Using Accuracy for Imbalanced Data

Beginners often use accuracy as the default metric to evaluate model performance. However, accuracy may not be suitable for imbalanced data. Using the wrong evaluation metric can lead to misleading results and poor model performance.

How to avoid this:

  • Use metrics such as precision, recall, F1-score, and ROC-AUC for classification tasks.

  • Use metrics such as RMSE, MAE, or R² depending on the regression problem.

  • Use multiple metrics to get a more comprehensive view of model performance.

Ignoring Feature Scaling

Many beginners ignore feature scaling when preparing data for machine learning models. However, some algorithms, such as linear regression, are sensitive to the scale of the input features. If this process is ignored, features with different ranges and large values can negatively affect model performance.

How to avoid this:

  • Apply feature scaling techniques such as Standardization or Min-Max Scaling.

  • Use tools like StandardScaler or MinMaxScaler during data preprocessing.

  • Always check the range of the features before training the model.

Choosing the Wrong Algorithm

Selecting the right algorithm is crucial for a successful machine learning project because it directly affects a model's accuracy and performance.
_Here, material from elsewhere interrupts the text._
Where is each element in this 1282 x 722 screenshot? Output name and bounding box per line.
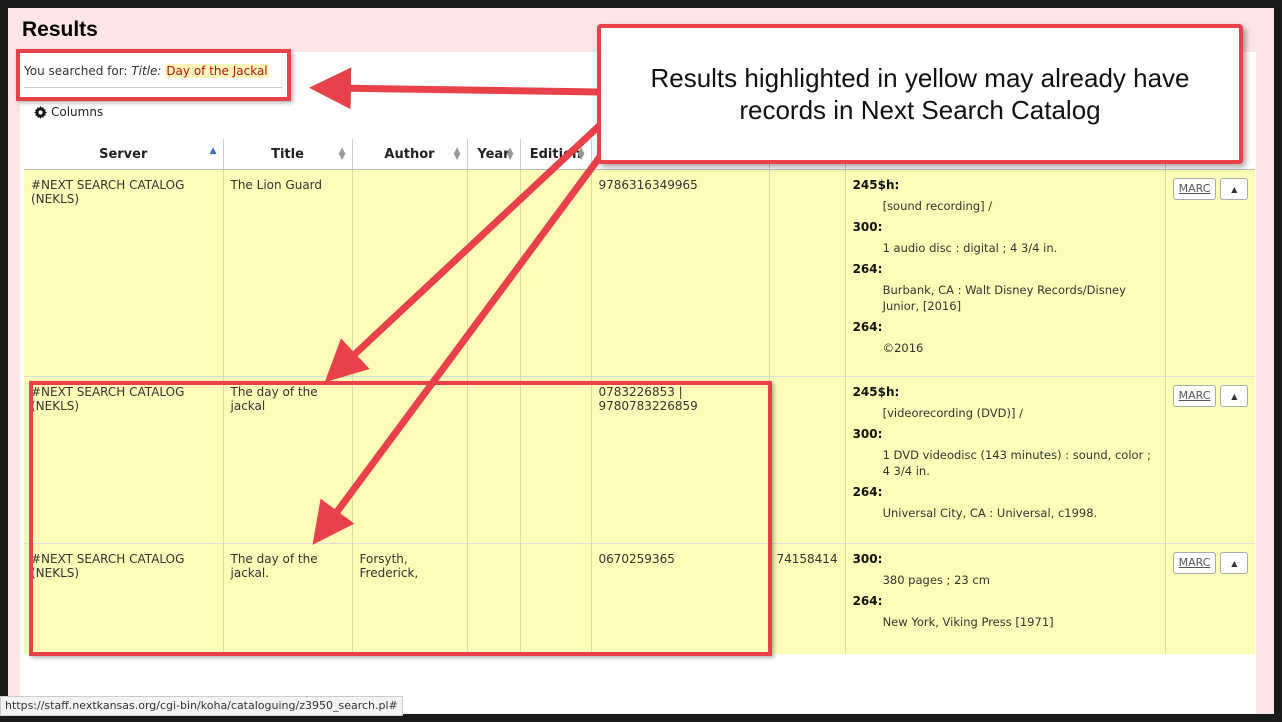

Many beginners choose algorithms without considering factors like the problem type, dataset size, or feature characteristics. Understanding the strengths and limitations of each algorithm is essential for building effective models.

How to avoid this:

  • Analyze your data, define your problem, and consider evaluation metrics before selecting an algorithm.

  • Ensure the chosen algorithm can handle unusual situations or edge cases in your data.

Using Complex Models Too Early

Beginners often make the mistake of jumping straight into advanced models, like deep neural networks, for their first few projects. This can make learning harder and may not even improve results.

Best approach:

  • Start with simple models such as linear regression, decision trees, or logistic regression.

  • Use these simple models as baselines to determine whether a more complex model is actually necessary.

Overfitting and Underfitting

Overfitting occurs when a model learns too much from the training data, including noise and outliers, resulting in poor performance on new data. Underfitting happens when a model is too simple to capture the underlying patterns in the data.

How to avoid this:

  • Use cross-validation to evaluate model performance reliably.

  • Choose a model that matches the complexity of the data.

  • Apply regularization techniques like L1 or L2 to prevent overfitting.

Conclusion

Machine learning is a powerful tool, but beginners often make mistakes that can affect model performance. By avoiding these mistakes, we can build more reliable and effective models. Paying attention to these fundamentals will help us develop strong machine learning skills and create models that perform well on real-world data.